The original Juiced took a twisted path to retail stores; first set to be published by Acclaim, the street racing game was taken over by THQ when Acclaim shuttered its offices. Once the street racing game finally hit the streets, it wasn't welcomed with open critical arms, yet it still managed to pull off some interesting tricks in its own right. Now the Juiced series is continuing on the PlayStation Portable with Juiced: Eliminator, a preview copy of which we got to check out at a recent THQ press event.
Like its console predecessor, Juiced: Eliminator is a street racing game, so you'll spend the majority of your time with the game burning hot laps around its multiple racing locations (two of which are new for the portable game: Chinatown and Angel Raceway). Also new for the game are a number of new cars to roll in, including makes such as the Ford Mustang GT, the Toyota Scion TC, and the Renault Megane Sport. In all, Eliminator will feature eight new car models, as well as more than 100 new body-kit components you can use to customize your ride as you see fit.
The team-based component in the original Juiced was one of the game's highlights. In that game, you could choose to have teammates race individual races in your stead. For team events, your goal was to have your entire team across the finish line before your opponent's crew. The same concepts apply in Eliminator, and they've been beefed up a bit, as well. In addition to the inclusion of eight new teams and crew chiefs in the game, Eliminator will let you form a team composed of your friends via the PSP's wireless connection and even race rival human teams in the process. That sounds good in theory. Unfortunately, we weren't able to get a crew up and running at the event, but it's definitely a feature that warrants further inspection.
The multiplayer aspects of Eliminator look to be a major attraction for the game. One of the coolest aspects we know about the game is the ability to race for "pinks" in multiplayer sessions. Anyone who has seen the show Pinks on Speed Channel knows the concept here: Two people enter the race, and the winner of the contest takes home the other player's ride. The idea of losing a car you've spent a lot of time upgrading and customizing in the game or, better yet, winning your opponent's tricked-out ride, is certainly compelling; we're just not certain we'd have the guts to put our precious car on the line.
Other game modes in Eliminator include arcade and custom races and, the most robust single-player option, the career mode. Diving into the career mode straightaway, we were greeted by an attractive lady (and, let's face it, what other kind of women populate street racing games?) named Nina, who challenged us to a heads-up race. We had to put some money on the line and, being the high rollers that we aren't in real life, we put down the maximum amount: $2,500. Unfortunately for us, Nina was no pushover, and though we fought her and our understeering car to the finish line, we ended up losing the race and our cash. From there it was time to buy our very first car--we chose a lime green VW bug, though perhaps if we hadn't lost the twenty-five hundred bucks, we could have picked a slightly hotter ride. Producers told us that Eliminator's career mode progression has been improved over the previous game; we'll need to see more of it to determine whether that claim is true.

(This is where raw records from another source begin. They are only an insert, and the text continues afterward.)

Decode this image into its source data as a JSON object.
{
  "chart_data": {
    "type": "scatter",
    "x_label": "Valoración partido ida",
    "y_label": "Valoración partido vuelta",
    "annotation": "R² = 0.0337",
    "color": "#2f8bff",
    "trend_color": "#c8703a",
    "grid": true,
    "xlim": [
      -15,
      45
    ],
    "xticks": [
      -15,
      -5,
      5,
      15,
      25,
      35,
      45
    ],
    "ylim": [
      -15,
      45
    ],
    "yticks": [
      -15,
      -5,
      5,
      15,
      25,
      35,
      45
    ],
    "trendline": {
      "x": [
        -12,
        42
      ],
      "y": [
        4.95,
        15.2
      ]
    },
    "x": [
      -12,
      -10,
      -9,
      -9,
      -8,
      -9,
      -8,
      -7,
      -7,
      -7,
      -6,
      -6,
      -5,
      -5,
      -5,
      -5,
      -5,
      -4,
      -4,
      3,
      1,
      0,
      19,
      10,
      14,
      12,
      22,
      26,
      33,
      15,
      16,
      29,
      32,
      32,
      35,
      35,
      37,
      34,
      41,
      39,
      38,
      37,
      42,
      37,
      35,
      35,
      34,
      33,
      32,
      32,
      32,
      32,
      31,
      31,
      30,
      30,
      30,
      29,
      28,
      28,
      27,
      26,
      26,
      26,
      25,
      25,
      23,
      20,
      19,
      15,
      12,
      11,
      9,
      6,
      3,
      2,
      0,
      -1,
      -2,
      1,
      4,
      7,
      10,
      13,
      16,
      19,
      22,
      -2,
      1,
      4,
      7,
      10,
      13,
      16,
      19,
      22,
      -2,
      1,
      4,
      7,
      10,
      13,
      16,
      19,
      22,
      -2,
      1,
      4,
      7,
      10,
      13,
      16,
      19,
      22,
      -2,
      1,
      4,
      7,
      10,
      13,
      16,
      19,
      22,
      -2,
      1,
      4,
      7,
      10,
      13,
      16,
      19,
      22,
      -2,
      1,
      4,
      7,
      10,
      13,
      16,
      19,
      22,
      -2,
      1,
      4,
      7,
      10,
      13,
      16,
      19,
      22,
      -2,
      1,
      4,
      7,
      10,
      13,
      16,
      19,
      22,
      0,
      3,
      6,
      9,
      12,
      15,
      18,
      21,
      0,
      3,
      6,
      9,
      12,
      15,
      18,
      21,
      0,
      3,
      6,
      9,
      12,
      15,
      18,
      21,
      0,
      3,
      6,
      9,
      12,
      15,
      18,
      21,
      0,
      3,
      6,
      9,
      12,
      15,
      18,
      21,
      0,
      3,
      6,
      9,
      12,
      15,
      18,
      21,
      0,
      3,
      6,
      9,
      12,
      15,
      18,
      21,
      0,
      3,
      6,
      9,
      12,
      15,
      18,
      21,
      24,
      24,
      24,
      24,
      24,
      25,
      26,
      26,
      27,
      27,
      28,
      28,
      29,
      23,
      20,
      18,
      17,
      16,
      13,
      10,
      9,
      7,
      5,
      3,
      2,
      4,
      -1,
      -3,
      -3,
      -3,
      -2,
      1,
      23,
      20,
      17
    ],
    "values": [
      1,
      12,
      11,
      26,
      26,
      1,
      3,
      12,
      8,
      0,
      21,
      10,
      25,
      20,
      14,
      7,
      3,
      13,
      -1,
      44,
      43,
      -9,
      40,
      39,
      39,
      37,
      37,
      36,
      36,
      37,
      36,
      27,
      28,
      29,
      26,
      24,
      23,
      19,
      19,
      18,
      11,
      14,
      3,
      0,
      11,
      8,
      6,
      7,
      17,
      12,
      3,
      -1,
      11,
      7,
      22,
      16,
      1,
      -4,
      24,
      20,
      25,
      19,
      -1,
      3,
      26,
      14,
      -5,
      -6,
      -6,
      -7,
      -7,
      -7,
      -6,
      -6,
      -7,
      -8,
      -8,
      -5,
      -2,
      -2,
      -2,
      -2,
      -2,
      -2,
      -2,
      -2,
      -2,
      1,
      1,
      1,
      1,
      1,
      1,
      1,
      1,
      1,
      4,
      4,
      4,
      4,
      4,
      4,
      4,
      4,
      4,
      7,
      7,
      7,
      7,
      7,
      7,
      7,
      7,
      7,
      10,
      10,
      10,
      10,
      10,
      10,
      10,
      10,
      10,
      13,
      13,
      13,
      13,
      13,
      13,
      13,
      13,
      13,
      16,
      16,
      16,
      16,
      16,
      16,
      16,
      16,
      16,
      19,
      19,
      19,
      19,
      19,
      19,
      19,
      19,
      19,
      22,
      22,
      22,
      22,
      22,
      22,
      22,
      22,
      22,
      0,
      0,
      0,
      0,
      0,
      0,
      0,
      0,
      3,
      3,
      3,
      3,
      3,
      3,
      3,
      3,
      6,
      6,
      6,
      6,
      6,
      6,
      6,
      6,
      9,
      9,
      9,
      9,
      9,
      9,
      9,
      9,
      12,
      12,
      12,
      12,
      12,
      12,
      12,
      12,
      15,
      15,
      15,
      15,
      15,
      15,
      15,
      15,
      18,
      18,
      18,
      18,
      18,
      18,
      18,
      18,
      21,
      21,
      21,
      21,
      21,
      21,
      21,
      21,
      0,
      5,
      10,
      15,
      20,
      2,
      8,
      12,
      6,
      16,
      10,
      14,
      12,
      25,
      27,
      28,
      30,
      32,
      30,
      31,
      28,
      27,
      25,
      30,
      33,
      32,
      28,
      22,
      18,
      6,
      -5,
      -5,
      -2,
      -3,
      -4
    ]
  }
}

In terms of control, the cars in Juiced certainly felt appropriately quick, especially when you're initiating the nitrous boost with the shoulder button. They also were very apt to understeer in the corners, and, as a result, we were often braking very hard into corners to get the ideal exit in corners. Perhaps some of the models you find later in the game are a bit more nimble in the turns--at least we hope so. Eliminator has a similar look to the previous games in the series, all the way down to the isometric radar that gives you a better view of the upcoming turns.
We'll have our final verdict of Juiced: Eliminator once it's released to stores in June of this year.